Cold Bishop wrote: It also another case of his bitter irony: the Jews fleeing post-Nazi war ravished Europe for the promised land, and finding the same thing there.
Right, but the whole thing about the Jews going to Israel has nothing to do with the rest of the story. None of the Jewish characters is given any prominence in the film, we don't get to know them, and they seem only like a sort of 'backdrop' on which the story of the two main characters continues. And that simply doesn't make any sense to me, and that's why I can't read that much of a political point in the whole thing.
Cold Bishop wrote: And if you're not a sucker for excess and hysteria when its done right (I am a Ken Russell, after all!), then there's probably no converting you.
Oh, I have nothing against excesses, after all I do like most of Veit Harlan's work... But the ending of
Manon has a totally different tone compared to the rest of the film, which is quite nuanced in its portrayal of the characters. So the excessiveness of the end sits not well with the film as a whole, it almost seems to come from a different film. And that's what I find irritating.
lubitsch wrote:Tommaso wrote:But not listing all of the Powell/Pressburger films seems unfair to the Archers.
Oy. I'm aware that P & P have rightfully risen enormously in reputation among cinephiles but somehow this goes a bit too far. Some of the criticism launched in the 40s was and still is spot on. Just because they are bold and cinematic they aren't necessarily preferable to the more classical British films of the era. Often it#s a lot of ballyhoo around slightly vacuos vehicles and very very rarely does the great elements jell into a cohesive film. Nobody would contest that sequences are outstanding like the ballet from
Red Shoes or the bomb deactivation in
The Small Black Room but they tend to dwarf the rest of the films.

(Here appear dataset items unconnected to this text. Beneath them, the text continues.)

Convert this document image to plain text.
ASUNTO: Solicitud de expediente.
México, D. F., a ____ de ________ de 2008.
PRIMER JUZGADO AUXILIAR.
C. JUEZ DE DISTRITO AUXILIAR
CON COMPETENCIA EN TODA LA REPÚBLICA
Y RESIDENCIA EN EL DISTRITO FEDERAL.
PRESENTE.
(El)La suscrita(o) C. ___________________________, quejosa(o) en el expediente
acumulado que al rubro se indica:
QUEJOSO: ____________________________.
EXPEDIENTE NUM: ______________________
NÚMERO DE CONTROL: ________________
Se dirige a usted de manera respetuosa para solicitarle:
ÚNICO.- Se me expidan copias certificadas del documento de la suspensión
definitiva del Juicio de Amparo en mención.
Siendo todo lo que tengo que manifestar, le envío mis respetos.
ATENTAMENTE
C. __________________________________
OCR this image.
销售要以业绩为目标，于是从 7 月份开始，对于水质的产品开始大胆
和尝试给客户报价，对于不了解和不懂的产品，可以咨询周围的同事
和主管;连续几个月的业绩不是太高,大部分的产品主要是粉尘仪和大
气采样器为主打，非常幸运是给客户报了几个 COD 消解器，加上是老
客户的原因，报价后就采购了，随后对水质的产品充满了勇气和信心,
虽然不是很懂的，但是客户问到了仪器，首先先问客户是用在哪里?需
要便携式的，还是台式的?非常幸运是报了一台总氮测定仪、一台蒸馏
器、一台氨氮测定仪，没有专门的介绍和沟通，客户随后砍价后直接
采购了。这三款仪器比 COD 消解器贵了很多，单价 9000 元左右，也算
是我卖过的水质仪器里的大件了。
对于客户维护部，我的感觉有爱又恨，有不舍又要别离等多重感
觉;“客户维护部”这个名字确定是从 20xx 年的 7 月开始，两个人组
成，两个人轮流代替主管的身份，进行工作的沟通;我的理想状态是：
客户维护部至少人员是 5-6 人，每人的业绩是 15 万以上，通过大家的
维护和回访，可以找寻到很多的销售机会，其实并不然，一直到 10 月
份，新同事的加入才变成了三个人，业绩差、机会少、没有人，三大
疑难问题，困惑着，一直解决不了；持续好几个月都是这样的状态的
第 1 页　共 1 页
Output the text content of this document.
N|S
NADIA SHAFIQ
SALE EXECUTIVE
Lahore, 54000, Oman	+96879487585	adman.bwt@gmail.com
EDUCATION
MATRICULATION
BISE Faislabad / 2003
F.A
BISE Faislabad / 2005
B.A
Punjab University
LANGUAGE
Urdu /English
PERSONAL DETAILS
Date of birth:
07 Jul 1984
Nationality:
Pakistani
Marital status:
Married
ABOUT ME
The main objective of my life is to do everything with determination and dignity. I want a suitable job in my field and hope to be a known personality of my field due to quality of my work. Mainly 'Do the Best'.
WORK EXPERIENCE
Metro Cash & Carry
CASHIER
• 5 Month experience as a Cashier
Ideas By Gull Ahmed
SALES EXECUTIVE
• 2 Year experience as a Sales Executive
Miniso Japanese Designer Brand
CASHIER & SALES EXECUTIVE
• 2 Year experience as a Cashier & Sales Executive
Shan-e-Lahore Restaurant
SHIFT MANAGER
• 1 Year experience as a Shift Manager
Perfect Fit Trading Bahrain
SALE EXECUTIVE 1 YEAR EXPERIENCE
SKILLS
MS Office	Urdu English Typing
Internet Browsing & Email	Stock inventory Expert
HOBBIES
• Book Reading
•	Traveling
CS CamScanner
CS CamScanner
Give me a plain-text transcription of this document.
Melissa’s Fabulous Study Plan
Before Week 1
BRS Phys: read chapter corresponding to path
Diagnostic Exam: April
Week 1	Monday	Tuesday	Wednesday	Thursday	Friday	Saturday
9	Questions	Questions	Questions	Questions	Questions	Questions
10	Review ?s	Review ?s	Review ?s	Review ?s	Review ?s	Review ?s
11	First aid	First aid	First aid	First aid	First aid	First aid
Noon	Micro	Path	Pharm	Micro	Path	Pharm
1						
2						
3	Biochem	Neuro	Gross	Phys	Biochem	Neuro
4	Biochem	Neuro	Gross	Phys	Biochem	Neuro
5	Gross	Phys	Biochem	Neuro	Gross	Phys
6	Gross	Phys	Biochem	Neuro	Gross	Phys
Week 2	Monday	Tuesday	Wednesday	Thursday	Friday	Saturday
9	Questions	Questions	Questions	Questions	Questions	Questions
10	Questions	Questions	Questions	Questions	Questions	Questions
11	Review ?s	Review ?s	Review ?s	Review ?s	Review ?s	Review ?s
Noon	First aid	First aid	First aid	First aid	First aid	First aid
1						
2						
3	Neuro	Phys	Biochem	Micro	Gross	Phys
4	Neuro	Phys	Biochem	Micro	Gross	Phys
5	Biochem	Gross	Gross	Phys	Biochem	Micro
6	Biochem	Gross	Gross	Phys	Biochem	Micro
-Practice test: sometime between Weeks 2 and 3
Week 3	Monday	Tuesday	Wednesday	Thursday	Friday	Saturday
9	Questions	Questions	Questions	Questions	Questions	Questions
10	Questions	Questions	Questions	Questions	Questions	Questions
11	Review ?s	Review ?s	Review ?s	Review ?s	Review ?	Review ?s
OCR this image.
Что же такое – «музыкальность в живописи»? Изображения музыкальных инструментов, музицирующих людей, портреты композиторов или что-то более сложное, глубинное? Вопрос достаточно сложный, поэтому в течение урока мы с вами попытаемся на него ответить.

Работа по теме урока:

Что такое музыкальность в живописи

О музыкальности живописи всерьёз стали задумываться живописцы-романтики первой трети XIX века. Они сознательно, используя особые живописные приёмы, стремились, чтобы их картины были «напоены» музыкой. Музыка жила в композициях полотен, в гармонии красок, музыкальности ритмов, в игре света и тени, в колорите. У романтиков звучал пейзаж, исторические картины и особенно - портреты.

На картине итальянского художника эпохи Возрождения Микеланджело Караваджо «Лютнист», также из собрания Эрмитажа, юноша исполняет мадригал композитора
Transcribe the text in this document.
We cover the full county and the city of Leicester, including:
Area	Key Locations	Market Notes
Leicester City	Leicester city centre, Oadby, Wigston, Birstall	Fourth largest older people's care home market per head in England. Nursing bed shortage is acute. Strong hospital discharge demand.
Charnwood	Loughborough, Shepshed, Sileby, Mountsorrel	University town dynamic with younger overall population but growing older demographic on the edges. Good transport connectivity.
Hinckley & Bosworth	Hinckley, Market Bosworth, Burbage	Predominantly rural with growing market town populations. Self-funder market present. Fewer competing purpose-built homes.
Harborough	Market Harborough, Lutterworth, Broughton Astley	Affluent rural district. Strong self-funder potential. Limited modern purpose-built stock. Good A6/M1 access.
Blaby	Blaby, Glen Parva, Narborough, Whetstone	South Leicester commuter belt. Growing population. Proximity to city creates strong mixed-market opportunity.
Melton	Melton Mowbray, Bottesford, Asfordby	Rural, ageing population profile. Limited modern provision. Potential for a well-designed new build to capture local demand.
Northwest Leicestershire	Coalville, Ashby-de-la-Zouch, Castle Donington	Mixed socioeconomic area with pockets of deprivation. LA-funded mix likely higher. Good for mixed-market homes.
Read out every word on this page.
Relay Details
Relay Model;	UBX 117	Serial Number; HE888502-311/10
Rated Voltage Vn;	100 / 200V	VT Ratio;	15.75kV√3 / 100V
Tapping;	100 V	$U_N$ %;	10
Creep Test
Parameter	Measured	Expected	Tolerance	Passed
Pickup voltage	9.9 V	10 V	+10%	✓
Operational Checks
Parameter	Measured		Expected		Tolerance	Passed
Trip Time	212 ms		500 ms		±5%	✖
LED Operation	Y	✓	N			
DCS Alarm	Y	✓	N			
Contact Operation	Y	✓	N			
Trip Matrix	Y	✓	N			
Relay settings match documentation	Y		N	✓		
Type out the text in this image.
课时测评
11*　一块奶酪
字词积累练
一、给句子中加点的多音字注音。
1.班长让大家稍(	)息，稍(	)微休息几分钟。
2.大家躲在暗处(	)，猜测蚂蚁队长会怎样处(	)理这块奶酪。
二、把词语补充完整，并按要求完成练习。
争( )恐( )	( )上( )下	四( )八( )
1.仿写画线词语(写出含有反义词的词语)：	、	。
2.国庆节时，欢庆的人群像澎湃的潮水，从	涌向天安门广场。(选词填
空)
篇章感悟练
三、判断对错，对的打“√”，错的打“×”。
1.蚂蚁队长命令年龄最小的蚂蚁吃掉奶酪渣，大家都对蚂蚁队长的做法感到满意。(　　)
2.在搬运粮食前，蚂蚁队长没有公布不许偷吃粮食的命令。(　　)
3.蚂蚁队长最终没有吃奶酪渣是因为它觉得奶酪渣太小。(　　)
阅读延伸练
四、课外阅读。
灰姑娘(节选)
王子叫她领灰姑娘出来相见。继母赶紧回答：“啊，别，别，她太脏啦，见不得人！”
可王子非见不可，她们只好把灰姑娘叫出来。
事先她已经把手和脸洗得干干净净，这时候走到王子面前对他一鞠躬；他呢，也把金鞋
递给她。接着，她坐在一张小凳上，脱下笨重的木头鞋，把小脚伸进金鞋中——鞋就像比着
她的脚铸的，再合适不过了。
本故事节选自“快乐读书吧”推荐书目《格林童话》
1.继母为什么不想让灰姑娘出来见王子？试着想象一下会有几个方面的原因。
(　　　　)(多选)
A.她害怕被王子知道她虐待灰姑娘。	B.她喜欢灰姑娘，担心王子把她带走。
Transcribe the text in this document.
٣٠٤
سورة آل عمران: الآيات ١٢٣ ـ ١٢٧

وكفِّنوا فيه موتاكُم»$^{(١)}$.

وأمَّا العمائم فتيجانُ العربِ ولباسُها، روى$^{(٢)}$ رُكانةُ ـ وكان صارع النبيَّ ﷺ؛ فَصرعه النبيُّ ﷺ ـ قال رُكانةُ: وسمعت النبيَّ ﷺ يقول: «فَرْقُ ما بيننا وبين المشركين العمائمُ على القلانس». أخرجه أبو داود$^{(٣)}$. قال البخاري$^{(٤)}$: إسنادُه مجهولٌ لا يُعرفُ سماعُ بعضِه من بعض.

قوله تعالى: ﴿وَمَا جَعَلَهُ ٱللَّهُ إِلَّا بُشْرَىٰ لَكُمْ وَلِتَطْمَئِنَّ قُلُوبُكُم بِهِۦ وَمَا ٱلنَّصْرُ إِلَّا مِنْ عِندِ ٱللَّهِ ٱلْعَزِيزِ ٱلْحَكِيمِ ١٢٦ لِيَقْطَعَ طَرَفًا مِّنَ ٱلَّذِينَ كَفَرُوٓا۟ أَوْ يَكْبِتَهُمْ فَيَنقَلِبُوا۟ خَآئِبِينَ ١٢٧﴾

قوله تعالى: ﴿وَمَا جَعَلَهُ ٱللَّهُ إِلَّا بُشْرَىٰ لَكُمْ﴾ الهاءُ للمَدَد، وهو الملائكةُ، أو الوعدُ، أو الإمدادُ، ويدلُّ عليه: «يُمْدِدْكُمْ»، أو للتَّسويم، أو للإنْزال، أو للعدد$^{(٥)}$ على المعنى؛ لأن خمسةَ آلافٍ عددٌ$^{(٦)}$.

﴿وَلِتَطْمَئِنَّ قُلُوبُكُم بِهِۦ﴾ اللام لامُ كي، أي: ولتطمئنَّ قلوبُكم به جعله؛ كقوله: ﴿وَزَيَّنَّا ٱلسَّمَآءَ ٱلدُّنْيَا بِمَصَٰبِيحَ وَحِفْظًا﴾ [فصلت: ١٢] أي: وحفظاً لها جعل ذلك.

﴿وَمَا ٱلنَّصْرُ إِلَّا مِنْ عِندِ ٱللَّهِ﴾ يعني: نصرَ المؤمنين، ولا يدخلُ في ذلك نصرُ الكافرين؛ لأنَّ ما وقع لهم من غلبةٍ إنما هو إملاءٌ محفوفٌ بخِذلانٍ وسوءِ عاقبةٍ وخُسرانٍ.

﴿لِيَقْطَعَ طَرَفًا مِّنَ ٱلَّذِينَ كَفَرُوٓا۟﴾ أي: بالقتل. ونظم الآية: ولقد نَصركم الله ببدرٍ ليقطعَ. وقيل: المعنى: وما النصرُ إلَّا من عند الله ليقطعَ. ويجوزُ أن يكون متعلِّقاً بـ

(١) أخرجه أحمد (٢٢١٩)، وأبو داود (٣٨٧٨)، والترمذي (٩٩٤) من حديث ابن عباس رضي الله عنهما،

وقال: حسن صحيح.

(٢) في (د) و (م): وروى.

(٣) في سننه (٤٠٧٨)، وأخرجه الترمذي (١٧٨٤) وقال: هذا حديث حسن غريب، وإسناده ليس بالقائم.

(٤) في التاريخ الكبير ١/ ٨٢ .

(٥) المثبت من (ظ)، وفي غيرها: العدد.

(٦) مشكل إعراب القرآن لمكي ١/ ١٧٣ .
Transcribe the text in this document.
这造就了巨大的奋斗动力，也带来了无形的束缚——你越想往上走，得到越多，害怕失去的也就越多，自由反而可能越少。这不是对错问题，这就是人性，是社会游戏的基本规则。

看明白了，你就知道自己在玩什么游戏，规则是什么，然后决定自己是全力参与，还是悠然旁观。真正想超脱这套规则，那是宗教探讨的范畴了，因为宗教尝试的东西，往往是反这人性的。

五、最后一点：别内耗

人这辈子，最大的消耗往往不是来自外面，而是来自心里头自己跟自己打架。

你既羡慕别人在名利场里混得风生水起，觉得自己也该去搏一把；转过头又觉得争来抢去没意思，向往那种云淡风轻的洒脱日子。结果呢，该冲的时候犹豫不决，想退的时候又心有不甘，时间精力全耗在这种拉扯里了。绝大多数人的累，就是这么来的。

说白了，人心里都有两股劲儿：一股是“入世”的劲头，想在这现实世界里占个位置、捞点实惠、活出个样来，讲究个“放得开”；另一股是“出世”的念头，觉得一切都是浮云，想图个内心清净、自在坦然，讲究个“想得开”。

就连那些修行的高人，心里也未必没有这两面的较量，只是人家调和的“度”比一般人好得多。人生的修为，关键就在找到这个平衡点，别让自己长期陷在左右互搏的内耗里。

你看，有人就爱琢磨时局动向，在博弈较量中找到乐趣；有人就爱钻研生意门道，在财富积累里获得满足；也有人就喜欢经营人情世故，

First of all, I've said already that I will only list six of the ten P&P films of the decade, and incidentally
The Small Back Room isn't among them. But I disagree if you say that those famous sequences tower so much above the rest of the films, or that the films are not cohesive. On the contrary, I can't think of many other films of the decade which are written as well as the P&P films. It's just that their 'unity' and 'meaning' often does not come from the plot or the narrative itself, but is achieved by different means. I think of the elaborate colour coding in
Black Narcissus for instance, or the way that all of
The Red Shoes evolves from the central question of art vs life. The ballet sequence is a concise summing up of that theme, not an independent 'showpiece', even though it may work as such, too. Even an apparently loose film like
A Canterbury Tale is perfectly glued (ahem...) together by the script's constant exploration of the acts of 'seeing' and 'representation'.